Penolakan Mediasi dan Fokus pada Proses Hukum
Diana mengungkapkan bahwa ia sempat menerima saran dari berbagai pihak untuk menyelesaikan masalah ini secara damai. Namun, ia menolak tawaran tersebut karena merasa tersinggung dengan pernyataan Armuji dalam video yang diunggah. Ia mengutip pernyataan Armuji yang dinilai menyiratkan bahwa dirinya kebal hukum, yang menurutnya tidak sesuai dengan kenyataan.

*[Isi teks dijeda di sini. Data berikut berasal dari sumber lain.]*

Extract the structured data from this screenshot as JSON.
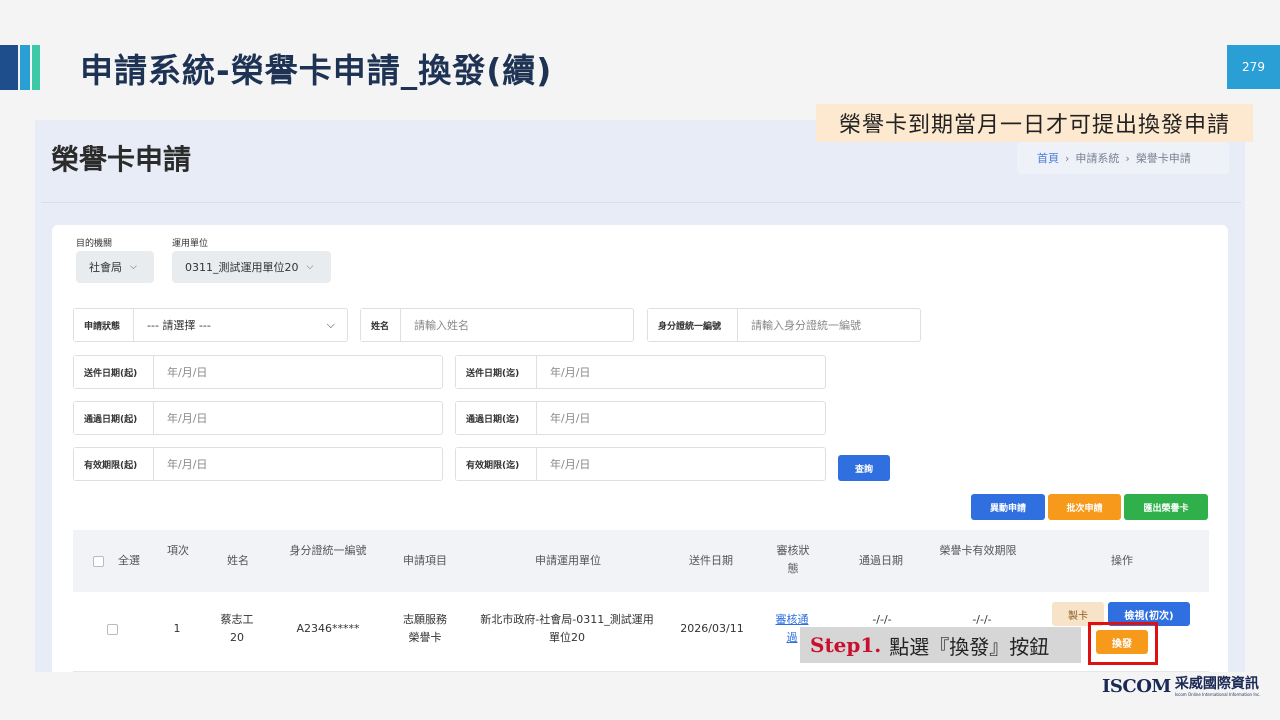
{
  "slide": {
    "title": "申請系統-榮譽卡申請_換發(續)",
    "page_number": "279",
    "note": "榮譽卡到期當月一日才可提出換發申請",
    "step_number": "Step1.",
    "step_text": "點選『換發』按鈕",
    "logo_en": "ISCOM",
    "logo_zh": "采威國際資訊",
    "logo_sub": "Iscom Online International Information Inc.",
    "colors": {
      "primary_blue": "#2f6fe0",
      "orange": "#f79a1c",
      "green": "#2fb04b",
      "highlight_red": "#d11111"
    }
  },
  "app": {
    "page_title": "榮譽卡申請",
    "breadcrumb": [
      "首頁",
      "申請系統",
      "榮譽卡申請"
    ],
    "filters": {
      "agency_label": "目的機關",
      "agency_value": "社會局",
      "unit_label": "運用單位",
      "unit_value": "0311_測試運用單位20"
    },
    "search": {
      "status_label": "申請狀態",
      "status_value": "--- 請選擇 ---",
      "name_label": "姓名",
      "name_placeholder": "請輸入姓名",
      "id_label": "身分證統一編號",
      "id_placeholder": "請輸入身分證統一編號",
      "send_start_label": "送件日期(起)",
      "send_end_label": "送件日期(迄)",
      "pass_start_label": "通過日期(起)",
      "pass_end_label": "通過日期(迄)",
      "valid_start_label": "有效期限(起)",
      "valid_end_label": "有效期限(迄)",
      "date_placeholder": "年/月/日",
      "query_button": "查詢"
    },
    "actions": {
      "change": "異動申請",
      "batch": "批次申請",
      "export": "匯出榮譽卡"
    },
    "table": {
      "headers": [
        "全選",
        "項次",
        "姓名",
        "身分證統一編號",
        "申請項目",
        "申請運用單位",
        "送件日期",
        "審核狀態",
        "通過日期",
        "榮譽卡有效期限",
        "操作"
      ],
      "rows": [
        {
          "index": "1",
          "name": "蔡志工20",
          "id": "A2346*****",
          "item": "志願服務榮譽卡",
          "unit": "新北市政府-社會局-0311_測試運用單位20",
          "send_date": "2026/03/11",
          "status": "審核通過",
          "pass_date": "-/-/-",
          "valid_date": "-/-/-",
          "btn_card": "製卡",
          "btn_view": "檢視(初次)",
          "btn_swap": "換發"
        }
      ]
    }
  }
}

"Saya sebenarnya banyak yang ngomong, 'sudahlah damai aja', ya tapi yang saya bingungkan itu loh, bagaimana mau damai? Di perkataan terakhirnya itu loh, 'jangan sampai orang ini kebal hukum'," ujarnya. Diana menegaskan bahwa ia adalah orang kecil yang merasa dirugikan dan digiring opininya oleh pihak lain.
Atas dasar tersebut, Diana memutuskan untuk tetap melanjutkan proses hukum dengan melaporkan Armuji ke Polda Jawa Timur pada Kamis (10/04/2025). Ia melaporkan Armuji atas dugaan pelanggaran Pasal 27A Jo Pasal 45 ayat (4) UU ITE, dengan tuduhan bahwa unggahan video tersebut telah menyebabkan kerugian material dan immaterial bagi dirinya.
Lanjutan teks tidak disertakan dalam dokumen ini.